Ah ! miséricorde ! miséricorde ! Béni ton nom ! bénies tes œuvres et que bénie soit ta colère ! Je ne cherche pas à te comprendre, mais à t’aimer ; je ne désire pas vivre, je ne veux pas mourir. Ô Sainte Vierge ! ô Jésus ! ô Saint-Esprit. Miséricorde ! miséricorde !
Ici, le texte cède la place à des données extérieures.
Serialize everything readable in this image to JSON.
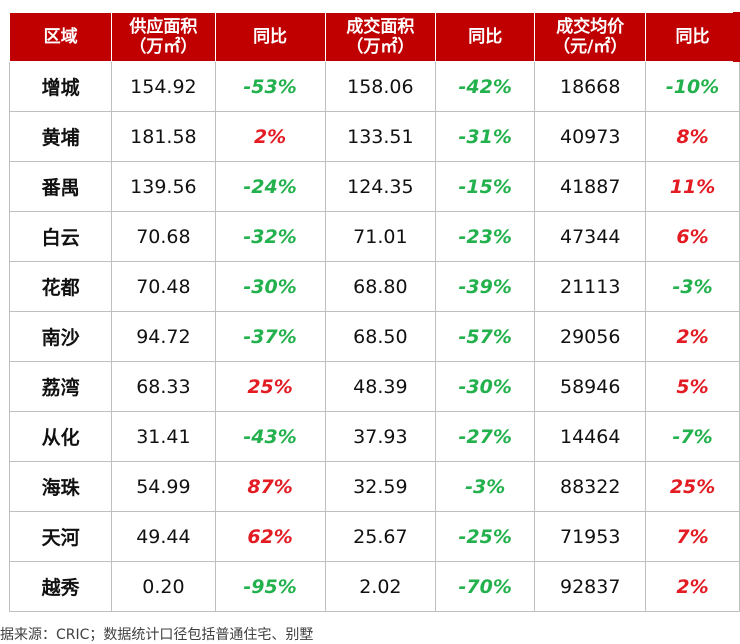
{
  "headers": [
    {
      "l1": "区域",
      "l2": ""
    },
    {
      "l1": "供应面积",
      "l2": "（万㎡）"
    },
    {
      "l1": "同比",
      "l2": ""
    },
    {
      "l1": "成交面积",
      "l2": "（万㎡）"
    },
    {
      "l1": "同比",
      "l2": ""
    },
    {
      "l1": "成交均价",
      "l2": "（元/㎡）"
    },
    {
      "l1": "同比",
      "l2": ""
    }
  ],
  "rows": [
    {
      "region": "增城",
      "supply": "154.92",
      "supply_yoy": "-53%",
      "deal": "158.06",
      "deal_yoy": "-42%",
      "price": "18668",
      "price_yoy": "-10%"
    },
    {
      "region": "黄埔",
      "supply": "181.58",
      "supply_yoy": "2%",
      "deal": "133.51",
      "deal_yoy": "-31%",
      "price": "40973",
      "price_yoy": "8%"
    },
    {
      "region": "番禺",
      "supply": "139.56",
      "supply_yoy": "-24%",
      "deal": "124.35",
      "deal_yoy": "-15%",
      "price": "41887",
      "price_yoy": "11%"
    },
    {
      "region": "白云",
      "supply": "70.68",
      "supply_yoy": "-32%",
      "deal": "71.01",
      "deal_yoy": "-23%",
      "price": "47344",
      "price_yoy": "6%"
    },
    {
      "region": "花都",
      "supply": "70.48",
      "supply_yoy": "-30%",
      "deal": "68.80",
      "deal_yoy": "-39%",
      "price": "21113",
      "price_yoy": "-3%"
    },
    {
      "region": "南沙",
      "supply": "94.72",
      "supply_yoy": "-37%",
      "deal": "68.50",
      "deal_yoy": "-57%",
      "price": "29056",
      "price_yoy": "2%"
    },
    {
      "region": "荔湾",
      "supply": "68.33",
      "supply_yoy": "25%",
      "deal": "48.39",
      "deal_yoy": "-30%",
      "price": "58946",
      "price_yoy": "5%"
    },
    {
      "region": "从化",
      "supply": "31.41",
      "supply_yoy": "-43%",
      "deal": "37.93",
      "deal_yoy": "-27%",
      "price": "14464",
      "price_yoy": "-7%"
    },
    {
      "region": "海珠",
      "supply": "54.99",
      "supply_yoy": "87%",
      "deal": "32.59",
      "deal_yoy": "-3%",
      "price": "88322",
      "price_yoy": "25%"
    },
    {
      "region": "天河",
      "supply": "49.44",
      "supply_yoy": "62%",
      "deal": "25.67",
      "deal_yoy": "-25%",
      "price": "71953",
      "price_yoy": "7%"
    },
    {
      "region": "越秀",
      "supply": "0.20",
      "supply_yoy": "-95%",
      "deal": "2.02",
      "deal_yoy": "-70%",
      "price": "92837",
      "price_yoy": "2%"
    }
  ],
  "footnote": "据来源：CRIC；数据统计口径包括普通住宅、别墅",
  "colors": {
    "header_bg": "#c00000",
    "negative": "#22b14c",
    "positive": "#e31b23"
  }
}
Alors le ciel se déchire, et des nuages se repliant sur eux-mêmes largement, découvrent le soleil qui apparaît au milieu, — un immense soleil couleur d’or avec de grands rayons obliques et qui passent, entre les bouffissures des nuées, comme les cordons d’un tabernacle entr’ouvert. Il frappe en plein le visage de saint Antoine ; le Diable baisse la tête ; les Péchés, livides et tout en sueur, râlent d’épuisement.
LE COCHON, se réjouissant.

Ah ! quel bon soleil ! j’avais si peur dans la nuit !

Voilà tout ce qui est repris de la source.